Is there a way to run ollama with IPEX-LLM on CPU

Question

Is there a way to run ollama with IPEX-LLM on CPU

reeingal opened this issue a month ago · comments

I want to run ollama with IPEM-LLM on a machine with 4 Intel Xeon CPU E7-4830 v3 processors and 256GB of memory. The operating system is Ubuntu 24.04. I followed the steps in the official tutorial as follows:

Install Intel® oneAPI Base Toolkit:

apt-get install intel-basekit
apt-get install intel-hpckit

Install ipex-llm-cpp:

pip install --pre --upgrade ipex-llm[cpp]

Execute init-ollama:
```
init-ollama
```

Run ollama:

source /opt/intel/oneapi/setvars.sh
ollama serve

Pull the model:
```
ollama pull qwen:7b-chat
```
Chat with ollama through open-webui.

But when I selected the model on open-webui and sent the question, I received a response with error code 500.

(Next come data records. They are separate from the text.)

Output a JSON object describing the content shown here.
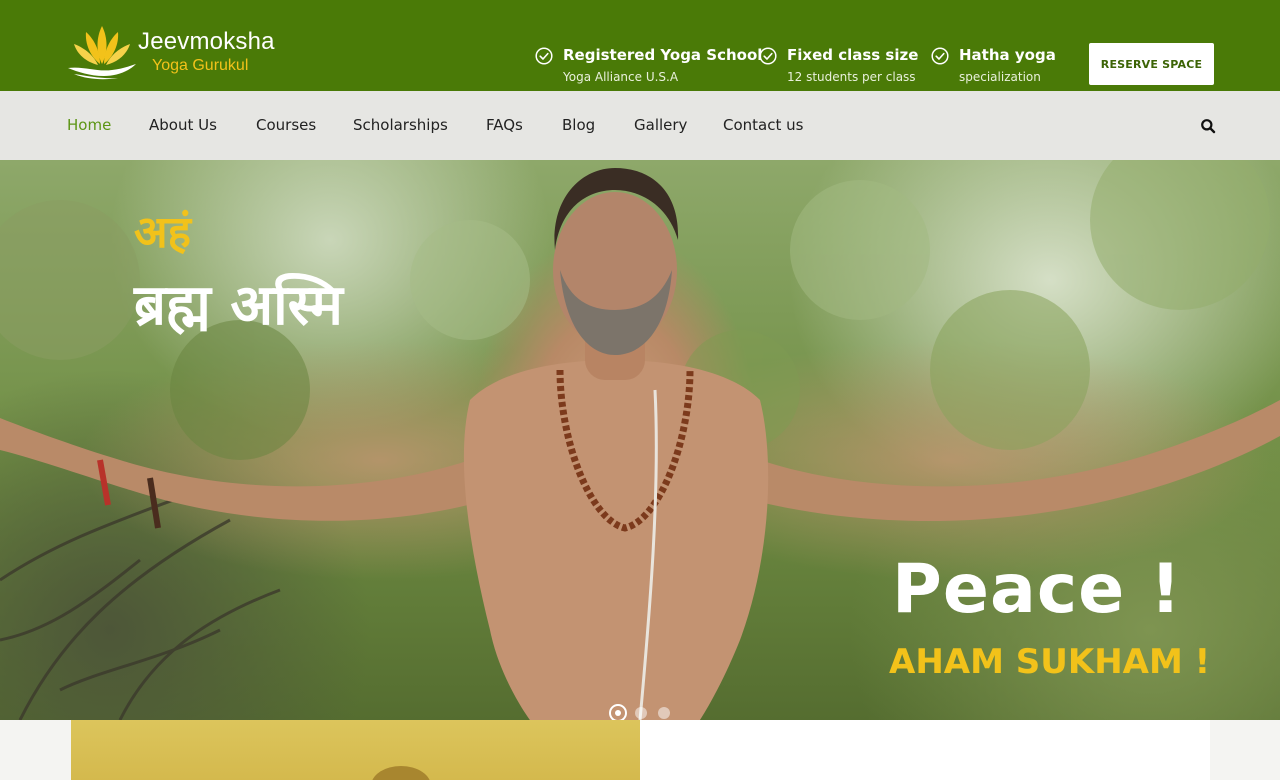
{
  "header": {
    "logo": {
      "name": "Jeevmoksha",
      "subtitle": "Yoga Gurukul"
    },
    "features": [
      {
        "title": "Registered Yoga School",
        "subtitle": "Yoga Alliance U.S.A",
        "icon": "check-circle-icon"
      },
      {
        "title": "Fixed class size",
        "subtitle": "12 students per class",
        "icon": "check-circle-icon"
      },
      {
        "title": "Hatha yoga",
        "subtitle": "specialization",
        "icon": "check-circle-icon"
      }
    ],
    "reserve_label": "RESERVE SPACE"
  },
  "nav": {
    "items": [
      "Home",
      "About Us",
      "Courses",
      "Scholarships",
      "FAQs",
      "Blog",
      "Gallery",
      "Contact us"
    ],
    "active": "Home",
    "search_icon": "search-icon"
  },
  "hero": {
    "devanagari_line1": "अहं",
    "devanagari_line2": "ब्रह्म अस्मि",
    "title": "Peace !",
    "subtitle": "AHAM SUKHAM !",
    "slides_total": 3,
    "active_slide": 1
  },
  "colors": {
    "header_green": "#4a7a07",
    "nav_bg": "#e6e6e3",
    "active_nav": "#5c9515",
    "accent_yellow": "#f2c21a"
  }
}
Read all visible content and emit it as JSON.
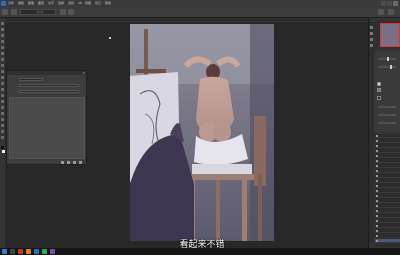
{
  "menubar": {
    "items": [
      "文件",
      "编辑",
      "图像",
      "图层",
      "文字",
      "选择",
      "滤镜",
      "3D",
      "视图",
      "窗口",
      "帮助"
    ]
  },
  "dialog": {
    "title": "",
    "rows": [
      {
        "label": "",
        "value": ""
      },
      {
        "label": "",
        "value": ""
      },
      {
        "label": "",
        "value": ""
      }
    ]
  },
  "subtitle": "看起来不错",
  "layers": {
    "rows": [
      "",
      "",
      "",
      "",
      "",
      "",
      "",
      "",
      "",
      "",
      "",
      "",
      "",
      "",
      "",
      "",
      "",
      "",
      "",
      "",
      "",
      ""
    ]
  },
  "taskbar": {
    "time": ""
  },
  "colors": {
    "accent": "#2d6fb8",
    "selected_layer": "#475a77"
  },
  "icons": {
    "app_logo": "ps-logo-icon",
    "close": "close-icon",
    "eye": "visibility-eye-icon"
  }
}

I checked the console, and the last output was as follows:

[SYCL] call ggml_init_sycl
ggml_init_sycl: GGML_SYCL_DEBUG: 0
ggml_init_sycl: GGML_SYCL_F16: no
found 2 SYCL devices:
|  |                  |                                             |       |Max compute|Max work|Max sub|               |                                  |
|ID|       Device Type|                                         Name|Version|units      |group   |group  |Global mem size|                    Driver version|
|--|------------------|---------------------------------------------|-------|-----------|--------|-------|---------------|----------------------------------|
| 0|    [opencl:cpu:0]|          Intel Xeon CPU E7-4830 v3 ® 2.10GHz|    3.0|         96|    8192|     64|        270317M|2024.17.5.0.08_160000.xmain-hotfix|
| 1|    [opencl:acc:0]|                  Intel FPGA Emulation Device|    1.2|         96|67108864|     64|        270317M|2024.17.5.0.08_160000.xmain-hotfix|
ggml_backend_sycl_set_mul_device_mode: true
llama_model_load: error loading model: DeviceList is empty. -30 (PI_ERROR_INVALID_VALUE)
llama_load_model_from_file: exception loading model
terminate called after throwing an instance of 'sycl::_V1::invalid_paramter_error'
  what(): DeviceList is empty. -30 (PI_ERROR_INVALID_VALUE)

I couldn't find a method to run ollama with IPEX-LLM on a CPU in the official documentation. I hope someone can point out the problem for me.

SONG Ge · Answer 1 · Fri Jun 07 2024 12:05:44 GMT+0800 (China Standard Time)

Hi @reeingal, ollama with IPEX-LLM does not support running on a pure CPU platform, as we haven't optimized ollama for CPU. You may switch to a GPU device to enable IPEX-LLM optimizations.